Radom.

Radom.

Krociowe zyski z handlu bronią to chyba filmowa legenda… bo tak wygląda fabryka broni.

Fabryka Broni w Radomiu rozpoczęła produkcję w 1927 r. od legendarnych karabinów Mausera, potem rewolwerów Naganta i pistoletów Vis. Po wojnie fabrykę odbudowano, nadano imię gen. Waltera i wznowiono produkcję m.in. pistoletów TT (pw.33), pistoletu maszynowego PPS, w końcu sztandarowego produktu tj. karabinu szturmowego AK (Kałasznikowa) ale też maszyn do szycia i pisania.
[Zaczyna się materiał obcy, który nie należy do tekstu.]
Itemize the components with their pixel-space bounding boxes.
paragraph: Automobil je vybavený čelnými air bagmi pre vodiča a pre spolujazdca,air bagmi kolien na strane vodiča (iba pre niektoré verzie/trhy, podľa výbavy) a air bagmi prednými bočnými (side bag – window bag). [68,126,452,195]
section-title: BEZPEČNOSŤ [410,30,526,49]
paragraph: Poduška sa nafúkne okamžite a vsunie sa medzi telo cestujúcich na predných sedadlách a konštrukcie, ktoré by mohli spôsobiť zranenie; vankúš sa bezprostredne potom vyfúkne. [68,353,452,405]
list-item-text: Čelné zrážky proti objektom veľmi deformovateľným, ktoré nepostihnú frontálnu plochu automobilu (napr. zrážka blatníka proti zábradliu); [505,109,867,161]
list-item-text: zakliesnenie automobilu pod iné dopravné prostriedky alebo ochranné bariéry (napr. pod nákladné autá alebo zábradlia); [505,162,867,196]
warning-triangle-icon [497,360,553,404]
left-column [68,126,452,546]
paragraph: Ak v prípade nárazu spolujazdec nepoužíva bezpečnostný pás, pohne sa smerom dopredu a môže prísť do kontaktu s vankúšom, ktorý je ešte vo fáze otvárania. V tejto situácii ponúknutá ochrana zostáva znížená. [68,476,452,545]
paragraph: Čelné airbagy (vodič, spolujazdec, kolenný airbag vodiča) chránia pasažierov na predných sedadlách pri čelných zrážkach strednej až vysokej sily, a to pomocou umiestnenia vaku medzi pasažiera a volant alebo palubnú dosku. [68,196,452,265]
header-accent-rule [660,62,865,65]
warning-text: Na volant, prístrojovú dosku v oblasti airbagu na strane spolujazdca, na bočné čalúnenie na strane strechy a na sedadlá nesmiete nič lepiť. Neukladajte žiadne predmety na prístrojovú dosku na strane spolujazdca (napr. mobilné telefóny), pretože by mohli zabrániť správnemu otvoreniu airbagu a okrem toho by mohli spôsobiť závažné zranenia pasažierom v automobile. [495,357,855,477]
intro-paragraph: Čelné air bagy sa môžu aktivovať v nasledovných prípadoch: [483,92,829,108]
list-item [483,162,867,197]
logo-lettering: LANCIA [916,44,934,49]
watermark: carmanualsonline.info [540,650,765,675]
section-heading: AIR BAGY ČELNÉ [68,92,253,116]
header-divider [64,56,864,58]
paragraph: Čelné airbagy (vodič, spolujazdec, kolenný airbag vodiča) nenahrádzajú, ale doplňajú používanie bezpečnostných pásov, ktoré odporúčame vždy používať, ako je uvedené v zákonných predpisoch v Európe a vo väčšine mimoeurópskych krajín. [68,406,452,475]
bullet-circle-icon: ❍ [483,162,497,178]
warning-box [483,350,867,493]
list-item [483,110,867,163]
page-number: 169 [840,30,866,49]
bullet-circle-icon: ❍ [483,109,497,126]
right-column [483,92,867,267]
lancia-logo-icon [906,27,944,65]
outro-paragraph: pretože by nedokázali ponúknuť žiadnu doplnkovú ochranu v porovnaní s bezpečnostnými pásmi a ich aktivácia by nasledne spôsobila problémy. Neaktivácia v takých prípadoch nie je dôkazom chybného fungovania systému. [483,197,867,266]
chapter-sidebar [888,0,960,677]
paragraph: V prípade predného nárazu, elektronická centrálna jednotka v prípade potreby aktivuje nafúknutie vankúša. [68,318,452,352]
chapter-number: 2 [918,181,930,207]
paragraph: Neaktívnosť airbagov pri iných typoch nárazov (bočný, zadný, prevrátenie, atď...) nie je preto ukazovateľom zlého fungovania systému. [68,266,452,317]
Wraz ze zmianą ustroju zmieniono nazwę fabryki. „Waltera” zamieniono na „Łucznik”, a fabryka znalazła się na skraju bankructwa. "Pomocną dłoń" wyciągnął do niej Wielki Brat zza oceanu, który spowodował zamknięcie w więzieniu szukającego rynków zbytu dyrektora fabryki.

13 listopada 2000 r. ogłoszono upadłość ZM Łucznik.

Aktualnie nowa spółka Fabryka Broni "Łucznik"-Radom, stanowiąca ułamek dawnej świetności ,próbuje nawiązać do tradycji poprzednich radomskich producentów broni.
(część inf wg wiki.)

Cholera jasna, fabryka broni i zdjęcia...

https://w751.wrzuta.pl/audio/6nMyAjK6Bha/alosza_awdiejew_-_marsylia

wcześniej Awdiejewa trzeba było słuchać...

dodane na fotoforum:

mopsik

mopsik 2012-04-23

Bez komentarza.

tomania

tomania 2012-04-23

bo jak widac te krocie są z handlu a nie z produkcji

mariano

mariano 2012-04-23

Dzień dobry !
Życzę miłego popołudnia !

mopsik

mopsik 2012-04-26

Dzięki za Aloszę. Humor mi się poprawił.